Avec des déchets alimentaires représentant jusqu'à 80 % du contenu des poubelles horeca dans certains établissements bruxellois, la marge de progression est souvent conséquente. Pour un établissement de restauration, la mise en place du zéro déchet peut ainsi permettre de réaliser plusieurs milliers d'euros d'économies par an, en plus de réduire les coûts de collecte et de traitement des déchets résiduels.

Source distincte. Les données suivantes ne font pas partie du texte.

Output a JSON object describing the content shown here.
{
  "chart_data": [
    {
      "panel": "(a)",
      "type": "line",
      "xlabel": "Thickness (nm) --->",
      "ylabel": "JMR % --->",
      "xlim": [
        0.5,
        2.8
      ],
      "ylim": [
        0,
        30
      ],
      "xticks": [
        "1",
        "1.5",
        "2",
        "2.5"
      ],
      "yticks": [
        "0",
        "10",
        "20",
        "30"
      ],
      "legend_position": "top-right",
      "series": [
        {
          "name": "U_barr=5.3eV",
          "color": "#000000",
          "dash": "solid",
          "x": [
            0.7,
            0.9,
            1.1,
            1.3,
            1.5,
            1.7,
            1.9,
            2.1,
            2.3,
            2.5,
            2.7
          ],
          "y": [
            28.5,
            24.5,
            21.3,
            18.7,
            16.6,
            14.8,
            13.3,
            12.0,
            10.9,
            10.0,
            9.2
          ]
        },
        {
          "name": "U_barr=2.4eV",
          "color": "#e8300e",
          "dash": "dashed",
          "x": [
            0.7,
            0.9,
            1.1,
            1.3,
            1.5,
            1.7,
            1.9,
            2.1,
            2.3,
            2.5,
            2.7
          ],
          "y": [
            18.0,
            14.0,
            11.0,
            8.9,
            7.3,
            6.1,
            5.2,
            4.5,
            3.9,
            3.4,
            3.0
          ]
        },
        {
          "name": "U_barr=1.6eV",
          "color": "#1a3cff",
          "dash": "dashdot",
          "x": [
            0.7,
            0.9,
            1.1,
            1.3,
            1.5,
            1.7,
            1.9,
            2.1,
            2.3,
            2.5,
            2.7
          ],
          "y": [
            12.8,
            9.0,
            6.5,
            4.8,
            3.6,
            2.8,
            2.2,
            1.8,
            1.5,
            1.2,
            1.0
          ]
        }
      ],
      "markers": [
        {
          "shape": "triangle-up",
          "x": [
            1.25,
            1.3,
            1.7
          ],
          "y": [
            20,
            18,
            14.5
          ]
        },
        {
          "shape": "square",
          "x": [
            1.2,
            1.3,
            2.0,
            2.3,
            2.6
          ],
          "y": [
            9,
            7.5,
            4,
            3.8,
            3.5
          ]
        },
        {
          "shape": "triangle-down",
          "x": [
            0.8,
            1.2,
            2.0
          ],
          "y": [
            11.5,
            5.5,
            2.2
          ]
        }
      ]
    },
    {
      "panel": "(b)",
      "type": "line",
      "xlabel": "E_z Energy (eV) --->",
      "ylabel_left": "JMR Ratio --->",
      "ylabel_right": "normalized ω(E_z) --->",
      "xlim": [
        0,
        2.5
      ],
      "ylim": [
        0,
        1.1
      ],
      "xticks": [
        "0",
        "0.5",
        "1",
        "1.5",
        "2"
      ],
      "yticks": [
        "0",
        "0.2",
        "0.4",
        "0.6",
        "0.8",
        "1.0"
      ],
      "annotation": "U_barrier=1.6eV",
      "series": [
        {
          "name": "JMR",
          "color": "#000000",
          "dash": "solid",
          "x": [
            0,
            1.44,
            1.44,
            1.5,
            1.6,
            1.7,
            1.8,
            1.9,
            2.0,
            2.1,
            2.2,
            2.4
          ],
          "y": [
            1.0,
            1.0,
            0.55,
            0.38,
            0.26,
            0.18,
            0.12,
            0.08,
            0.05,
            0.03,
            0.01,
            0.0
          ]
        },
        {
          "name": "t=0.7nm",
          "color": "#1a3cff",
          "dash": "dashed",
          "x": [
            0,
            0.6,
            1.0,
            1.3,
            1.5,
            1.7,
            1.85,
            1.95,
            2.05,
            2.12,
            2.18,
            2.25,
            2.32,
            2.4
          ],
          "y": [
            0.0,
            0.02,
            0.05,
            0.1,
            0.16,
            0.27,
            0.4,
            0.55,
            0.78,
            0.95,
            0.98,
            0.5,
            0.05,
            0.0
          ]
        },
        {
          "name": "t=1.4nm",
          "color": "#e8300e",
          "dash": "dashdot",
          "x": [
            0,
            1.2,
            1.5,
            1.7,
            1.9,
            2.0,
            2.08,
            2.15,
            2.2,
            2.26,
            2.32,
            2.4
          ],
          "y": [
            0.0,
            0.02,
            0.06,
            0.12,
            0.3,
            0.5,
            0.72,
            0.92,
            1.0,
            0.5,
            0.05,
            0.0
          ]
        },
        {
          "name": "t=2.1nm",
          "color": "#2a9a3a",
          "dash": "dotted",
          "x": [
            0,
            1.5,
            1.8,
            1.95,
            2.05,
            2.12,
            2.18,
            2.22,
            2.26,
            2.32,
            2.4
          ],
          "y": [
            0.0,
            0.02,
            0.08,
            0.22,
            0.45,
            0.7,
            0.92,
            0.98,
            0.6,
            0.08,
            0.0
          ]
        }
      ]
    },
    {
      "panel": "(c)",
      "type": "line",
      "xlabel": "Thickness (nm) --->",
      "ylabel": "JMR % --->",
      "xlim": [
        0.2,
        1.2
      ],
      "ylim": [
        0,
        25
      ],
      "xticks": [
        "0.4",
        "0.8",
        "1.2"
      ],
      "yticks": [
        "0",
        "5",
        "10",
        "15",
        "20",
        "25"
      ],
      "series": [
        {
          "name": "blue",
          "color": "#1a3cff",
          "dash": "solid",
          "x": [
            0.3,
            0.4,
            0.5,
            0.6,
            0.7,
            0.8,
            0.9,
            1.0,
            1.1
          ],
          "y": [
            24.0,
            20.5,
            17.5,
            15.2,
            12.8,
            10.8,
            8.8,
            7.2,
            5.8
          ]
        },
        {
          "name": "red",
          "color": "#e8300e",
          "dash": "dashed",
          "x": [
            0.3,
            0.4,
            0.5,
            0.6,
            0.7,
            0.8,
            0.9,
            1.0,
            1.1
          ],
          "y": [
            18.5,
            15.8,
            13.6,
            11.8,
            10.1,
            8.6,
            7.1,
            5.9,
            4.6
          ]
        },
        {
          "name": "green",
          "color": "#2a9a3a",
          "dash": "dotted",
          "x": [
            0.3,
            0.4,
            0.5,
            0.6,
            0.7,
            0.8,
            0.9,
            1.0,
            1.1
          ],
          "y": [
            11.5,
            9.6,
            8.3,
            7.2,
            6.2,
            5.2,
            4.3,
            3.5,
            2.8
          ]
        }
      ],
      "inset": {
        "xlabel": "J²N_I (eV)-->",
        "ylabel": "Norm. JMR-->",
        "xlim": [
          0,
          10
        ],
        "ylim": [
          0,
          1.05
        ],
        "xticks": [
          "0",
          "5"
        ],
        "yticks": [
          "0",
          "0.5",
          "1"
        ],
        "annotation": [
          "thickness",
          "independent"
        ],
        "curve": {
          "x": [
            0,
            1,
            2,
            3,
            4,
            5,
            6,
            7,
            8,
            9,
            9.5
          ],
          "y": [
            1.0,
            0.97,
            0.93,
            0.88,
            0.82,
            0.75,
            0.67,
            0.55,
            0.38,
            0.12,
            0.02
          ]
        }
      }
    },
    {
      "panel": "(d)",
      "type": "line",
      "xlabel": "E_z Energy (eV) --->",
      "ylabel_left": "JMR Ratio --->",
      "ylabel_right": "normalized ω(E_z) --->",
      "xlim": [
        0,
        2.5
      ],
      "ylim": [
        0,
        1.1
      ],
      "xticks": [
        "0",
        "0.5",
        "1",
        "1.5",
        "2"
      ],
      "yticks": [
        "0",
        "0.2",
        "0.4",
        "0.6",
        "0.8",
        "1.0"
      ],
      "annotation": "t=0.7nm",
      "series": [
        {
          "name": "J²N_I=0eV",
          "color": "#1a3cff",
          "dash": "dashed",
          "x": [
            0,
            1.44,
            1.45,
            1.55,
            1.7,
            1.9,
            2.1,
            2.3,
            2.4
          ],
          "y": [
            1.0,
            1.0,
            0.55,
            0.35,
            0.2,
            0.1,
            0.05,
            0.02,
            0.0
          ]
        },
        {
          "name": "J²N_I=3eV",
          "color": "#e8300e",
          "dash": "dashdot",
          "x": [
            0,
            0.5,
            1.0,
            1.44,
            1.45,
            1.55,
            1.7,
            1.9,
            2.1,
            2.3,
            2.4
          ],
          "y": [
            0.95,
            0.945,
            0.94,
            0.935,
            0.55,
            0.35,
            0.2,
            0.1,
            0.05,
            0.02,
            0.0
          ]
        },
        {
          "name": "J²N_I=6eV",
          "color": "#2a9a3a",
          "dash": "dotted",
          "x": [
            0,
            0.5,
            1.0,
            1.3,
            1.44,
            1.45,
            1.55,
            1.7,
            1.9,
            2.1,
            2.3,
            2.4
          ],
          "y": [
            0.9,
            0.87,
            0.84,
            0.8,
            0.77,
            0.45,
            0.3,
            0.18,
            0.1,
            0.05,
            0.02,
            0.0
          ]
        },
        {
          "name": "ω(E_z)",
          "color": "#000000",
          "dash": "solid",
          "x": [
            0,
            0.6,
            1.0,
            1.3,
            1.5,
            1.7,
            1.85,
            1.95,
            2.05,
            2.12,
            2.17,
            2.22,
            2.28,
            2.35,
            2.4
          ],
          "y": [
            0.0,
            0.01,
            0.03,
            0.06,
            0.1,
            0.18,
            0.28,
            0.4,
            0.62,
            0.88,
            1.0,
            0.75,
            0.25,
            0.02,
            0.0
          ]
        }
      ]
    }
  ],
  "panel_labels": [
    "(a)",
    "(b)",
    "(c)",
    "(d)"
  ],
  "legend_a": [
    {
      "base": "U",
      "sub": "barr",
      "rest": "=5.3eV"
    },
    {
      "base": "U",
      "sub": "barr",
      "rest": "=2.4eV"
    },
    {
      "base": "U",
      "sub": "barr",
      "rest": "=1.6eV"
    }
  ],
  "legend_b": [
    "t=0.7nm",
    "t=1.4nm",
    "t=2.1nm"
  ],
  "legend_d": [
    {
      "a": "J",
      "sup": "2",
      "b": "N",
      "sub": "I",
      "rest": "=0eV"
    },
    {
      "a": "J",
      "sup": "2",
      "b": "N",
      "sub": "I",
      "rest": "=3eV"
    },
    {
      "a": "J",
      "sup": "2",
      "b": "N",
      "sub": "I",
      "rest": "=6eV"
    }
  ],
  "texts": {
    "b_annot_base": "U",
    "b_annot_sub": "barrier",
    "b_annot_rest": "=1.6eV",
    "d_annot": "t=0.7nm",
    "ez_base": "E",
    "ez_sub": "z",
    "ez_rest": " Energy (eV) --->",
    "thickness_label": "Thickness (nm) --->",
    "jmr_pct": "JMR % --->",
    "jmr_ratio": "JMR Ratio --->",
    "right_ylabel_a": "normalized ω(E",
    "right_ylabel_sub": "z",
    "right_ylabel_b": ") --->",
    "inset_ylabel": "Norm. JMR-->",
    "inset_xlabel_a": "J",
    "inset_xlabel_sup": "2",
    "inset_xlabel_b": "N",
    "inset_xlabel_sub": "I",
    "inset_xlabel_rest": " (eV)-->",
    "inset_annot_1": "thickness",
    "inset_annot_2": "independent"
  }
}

Se mettre en conformité réglementaire
En Belgique, la lutte contre le gaspillage alimentaire et les déchets s'organise principalement au niveau régional, avec des obligations qui concernent directement les établissements horeca. Voici les principales obligations en vigueur aujourd'hui pour les restaurateurs :
- Le tri à la source des biodéchets : depuis le 1er janvier 2024, le tri des biodéchets (déchets de cuisine et de table) est obligatoire en Wallonie pour l'ensemble des professionnels, y compris l'horeca, quelle que soit la quantité produite, le seuil d'exemption ayant été supprimé. Une obligation similaire s'applique aux professionnels bruxellois. Le restaurant doit donc trier ses biodéchets et recourir à un collecteur agréé ou à une solution de valorisation adaptée (compostage, biométhanisation) ;
- La mise à disposition d'un contenant pour emporter les restes : contrairement à la France, la Belgique n'impose pas d'obligation légale de fournir un « doggy bag » ou « gourmet bag » aux clients. Il s'agit toutefois d'une pratique de plus en plus répandue et attendue, notamment par une clientèle soucieuse de limiter le gaspillage ;
- La réduction des plastiques à usage unique : la Belgique a transposé la directive européenne relative aux plastiques à usage unique (dite directive SUP), qui restreint progressivement la mise sur le marché de certains produits en plastique jetable (pailles, couverts, touillettes, contenants en polystyrène expansé, gobelets...). Les restaurateurs doivent donc privilégier des solutions réutilisables ou des alternatives éco-responsables autorisées, un mouvement appelé à se renforcer d'ici 2030 avec le nouveau règlement européen sur les emballages (PPWR).
Répondre aux attentes des consommateurs
Enfin, adopter une démarche zéro déchet dans son restaurant est un excellent moyen de répondre aux attentes des consommateurs belges, de plus en plus attentifs à l'impact environnemental de leur alimentation. Selon une enquête Lightspeed menée auprès de 2 000 consommateurs belges et 200 entrepreneurs horeca, 74 % des clients jugent important de réduire le gaspillage alimentaire, 64 % souhaitent voir des options durables clairement identifiées sur la carte, 63 % attendent des restaurants qu'ils éliminent les plastiques à usage unique, et 48 % se disent prêts à payer plus cher pour des plats préparés de manière durable. Une telle démarche peut ainsi renforcer l'image du restaurant, attirer une clientèle sensible aux enjeux écologiques et favoriser sa fidélisation.
→ À savoir : le gaspillage alimentaire est défini par la directive-cadre européenne relative aux déchets (2008/98/CE), transposée dans les législations régionales belges, comme toute denrée destinée à la consommation humaine qui est perdue, jetée ou dégradée à un stade de la chaîne alimentaire.